On 13.10.2021 18:10, Andrew Cooper wrote:
> On 13/10/2021 16:36, Jan Beulich wrote:
>> It's not clear to me why the tool spotted them now and not before,
> 
> Several reasons.
> 
> The Coverity backend is a software product just like everything else. 
> IIRC, it releases quarterly.
> 
> "If something's free, then you are the product".  The value of offering
> free scanning of open source codebases comes from us (the free users)
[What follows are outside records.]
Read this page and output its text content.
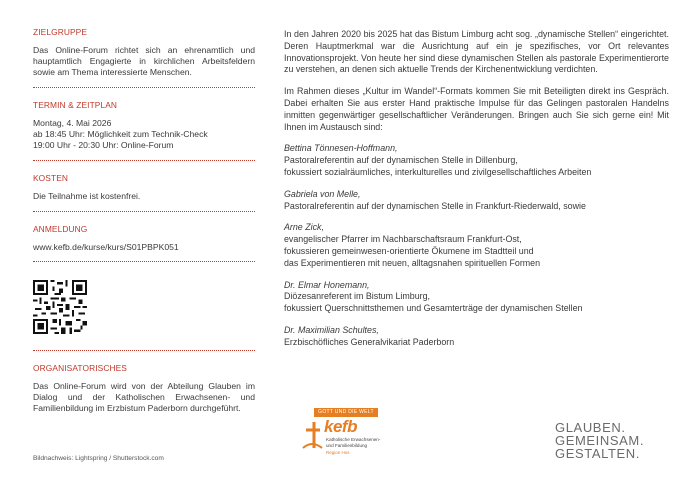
ZIELGRUPPE

Das Online-Forum richtet sich an ehrenamtlich und hauptamtlich Engagierte in kirchlichen Arbeitsfeldern sowie am Thema interessierte Menschen.

TERMIN & ZEITPLAN

Montag, 4. Mai 2026

ab 18:45 Uhr: Möglichkeit zum Technik-Check

19:00 Uhr - 20:30 Uhr: Online-Forum

KOSTEN

Die Teilnahme ist kostenfrei.

ANMELDUNG

www.kefb.de/kurse/kurs/S01PBPK051

ORGANISATORISCHES

Das Online-Forum wird von der Abteilung Glauben im Dialog und der Katholischen Erwachsenen- und Familienbildung im Erzbistum Paderborn durchgeführt.

Bildnachweis: Lightspring / Shutterstock.com

In den Jahren 2020 bis 2025 hat das Bistum Limburg acht sog. „dynamische Stellen“ eingerichtet. Deren Hauptmerkmal war die Ausrichtung auf ein je spezifisches, vor Ort relevantes Innovationsprojekt. Von heute her sind diese dynamischen Stellen als pastorale Experimentierorte zu verstehen, an denen sich aktuelle Trends der Kirchenentwicklung verdichten.

Im Rahmen dieses „Kultur im Wandel“-Formats kommen Sie mit Beteiligten direkt ins Gespräch. Dabei erhalten Sie aus erster Hand praktische Impulse für das Gelingen pastoralen Handelns inmitten gegenwärtiger gesellschaftlicher Veränderungen. Bringen auch Sie sich gerne ein! Mit Ihnen im Austausch sind:

Bettina Tönnesen-Hoffmann,
Pastoralreferentin auf der dynamischen Stelle in Dillenburg,
fokussiert sozialräumliches, interkulturelles und zivilgesellschaftliches Arbeiten
Gabriela von Melle,
Pastoralreferentin auf der dynamischen Stelle in Frankfurt-Riederwald, sowie
Arne Zick,
evangelischer Pfarrer im Nachbarschaftsraum Frankfurt-Ost,
fokussieren gemeinwesen-orientierte Ökumene im Stadtteil und
das Experimentieren mit neuen, alltagsnahen spirituellen Formen
Dr. Elmar Honemann,
Diözesanreferent im Bistum Limburg,
fokussiert Querschnittsthemen und Gesamterträge der dynamischen Stellen
Dr. Maximilian Schultes,
Erzbischöfliches Generalvikariat Paderborn
GOTT UND DIE WELT
kefb
Katholische Erwachsenen- und Familienbildung
Region Hus
GLAUBEN.
GEMEINSAM.
GESTALTEN.
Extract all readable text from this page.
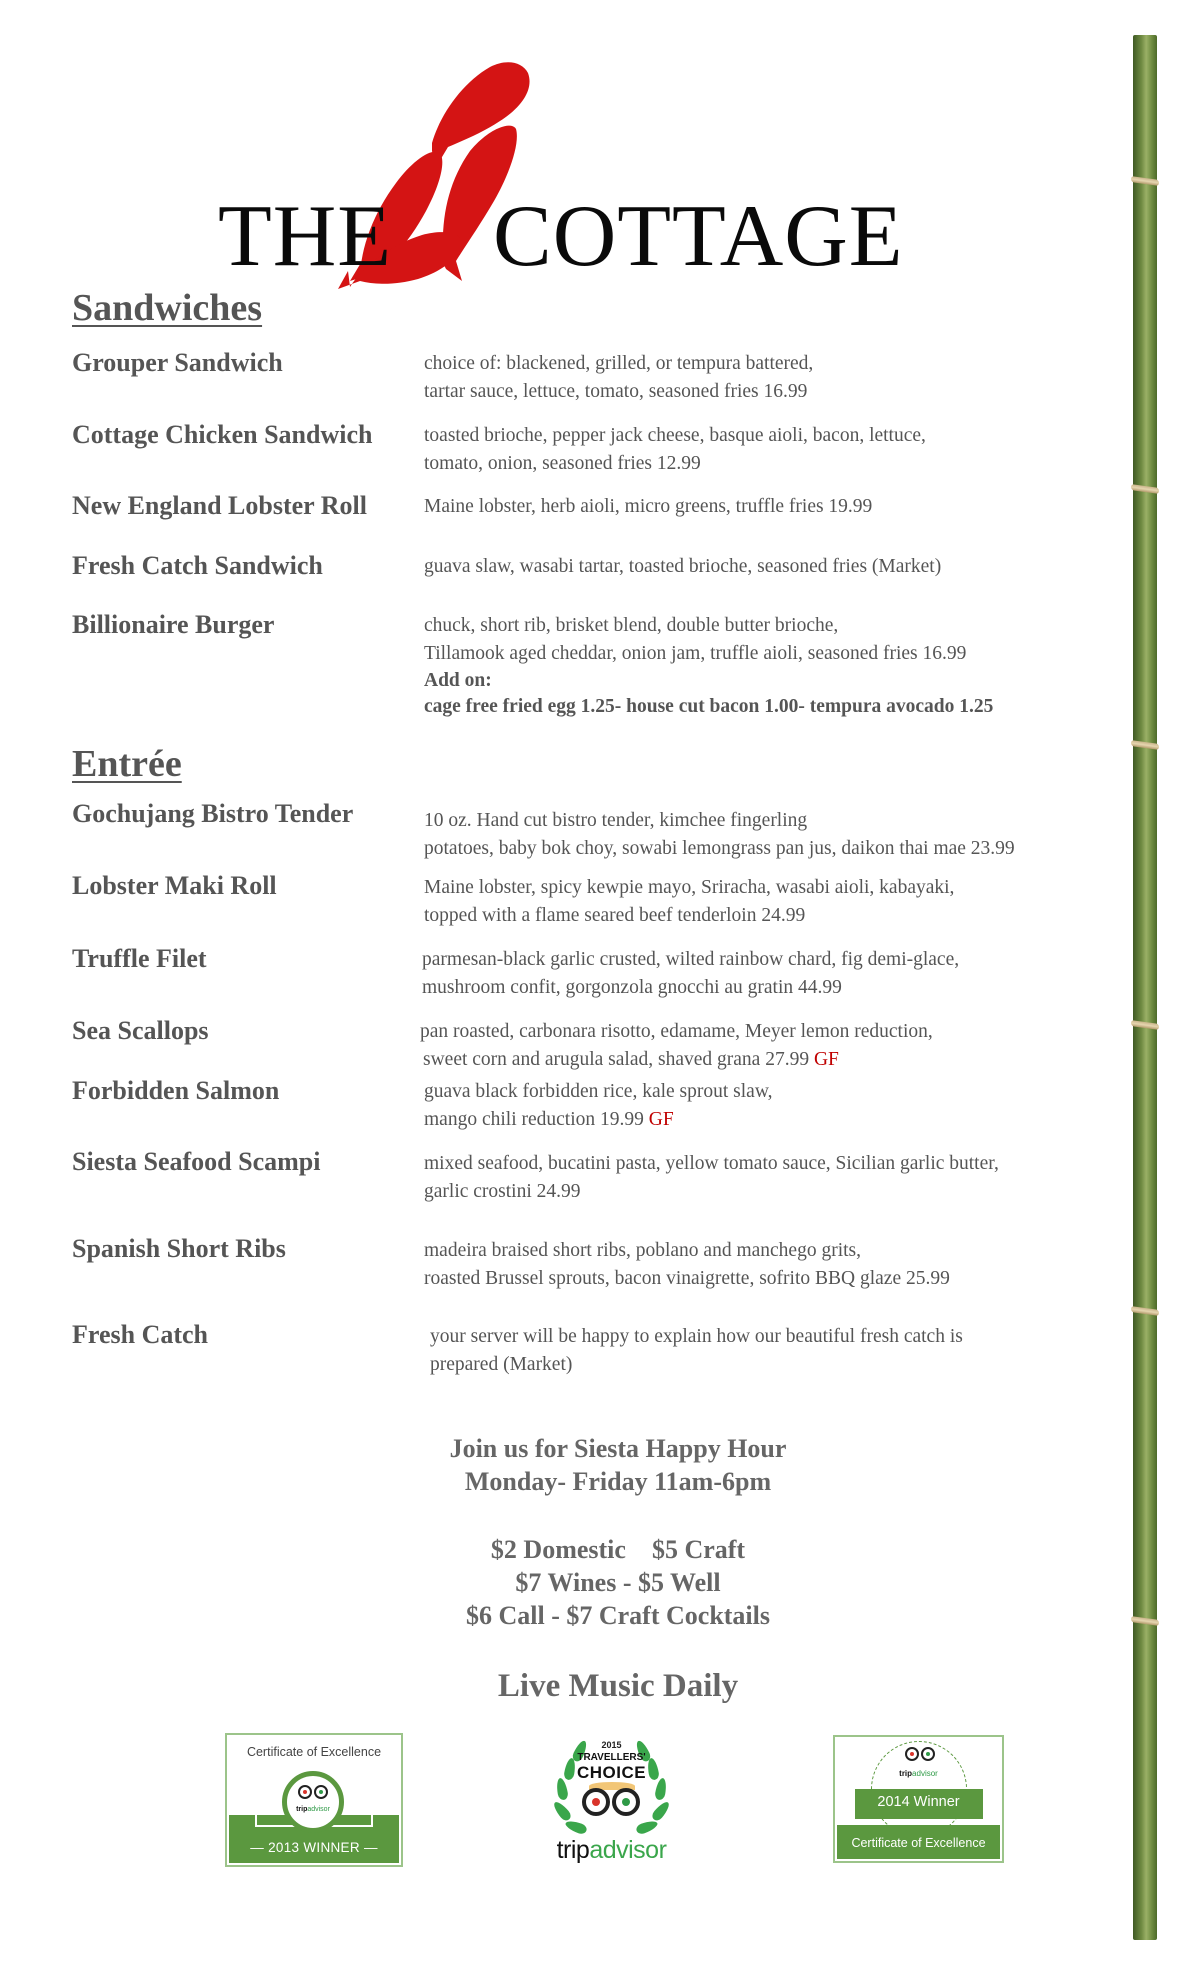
THE COTTAGE
Sandwiches
Grouper Sandwich	choice of: blackened, grilled, or tempura battered,
tartar sauce, lettuce, tomato, seasoned fries 16.99
Cottage Chicken Sandwich	toasted brioche, pepper jack cheese, basque aioli, bacon, lettuce,
tomato, onion, seasoned fries 12.99
New England Lobster Roll	Maine lobster, herb aioli, micro greens, truffle fries 19.99
Fresh Catch Sandwich	guava slaw, wasabi tartar, toasted brioche, seasoned fries (Market)
Billionaire Burger	chuck, short rib, brisket blend, double butter brioche,
Tillamook aged cheddar, onion jam, truffle aioli, seasoned fries 16.99
Add on:
cage free fried egg 1.25- house cut bacon 1.00- tempura avocado 1.25
Entrée
Gochujang Bistro Tender	10 oz. Hand cut bistro tender, kimchee fingerling
potatoes, baby bok choy, sowabi lemongrass pan jus, daikon thai mae 23.99
Lobster Maki Roll	Maine lobster, spicy kewpie mayo, Sriracha, wasabi aioli, kabayaki,
topped with a flame seared beef tenderloin 24.99
Truffle Filet	parmesan-black garlic crusted, wilted rainbow chard, fig demi-glace,
mushroom confit, gorgonzola gnocchi au gratin 44.99
Sea Scallops	pan roasted, carbonara risotto, edamame, Meyer lemon reduction,
sweet corn and arugula salad, shaved grana 27.99 GF
Forbidden Salmon	guava black forbidden rice, kale sprout slaw,
mango chili reduction 19.99 GF
Siesta Seafood Scampi	mixed seafood, bucatini pasta, yellow tomato sauce, Sicilian garlic butter,
garlic crostini 24.99
Spanish Short Ribs	madeira braised short ribs, poblano and manchego grits,
roasted Brussel sprouts, bacon vinaigrette, sofrito BBQ glaze 25.99
Fresh Catch	your server will be happy to explain how our beautiful fresh catch is
prepared (Market)
Join us for Siesta Happy Hour
Monday- Friday 11am-6pm
$2 Domestic $5 Craft
$7 Wines - $5 Well
$6 Call - $7 Craft Cocktails
Live Music Daily
Certificate of Excellence
tripadvisor
— 2013 WINNER —
2015
TRAVELLERS'
CHOICE
tripadvisor
tripadvisor
2014 Winner
Certificate of Excellence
> integrating a massive corpus of code into Coverity's system, upon which
> they can evaluate the effectiveness of new heuristics.
> 
> 
> Second, and far more likely in this case, "x86/mm: avoid building
> multiple .o from a single .c file".  Coverity has always choked on that
> in Xen, because it's intermediate database is keyed on source file with
> latest takes precedent, so we were only seeing the 4-level case previously.
> 
> 
> And to also answer your question from patch 1 here, there are upper time
> and complexity bounds on all analysis, because scanning is an
> exponential problem with the size of the source file.  I don't know
> exactly where the cutoffs are, and I fear that some of our larger files
> never have later functions looked at.

Thanks for the explanations. I have to admit that I would find it helpful
if the tool distinguished new issues it found just because code previously
wasn't scanned from ones that were truly introduced anew. For patch 1 here
this might mean that the report was previously put off when reported
against the 4-level case; I think it shouldn't have been ignored, but
opinions might diverge and hence there might be a reason why patch 1
isn't wanted then. Patch 2, otoh, doesn't have a 4-level equivalent so is
likely to be wanted. Unfortunately your reply didn't include an ack, nak,
or at least a vague indication towards either, so I don't really know what
(if anything) it means towards the actual patches.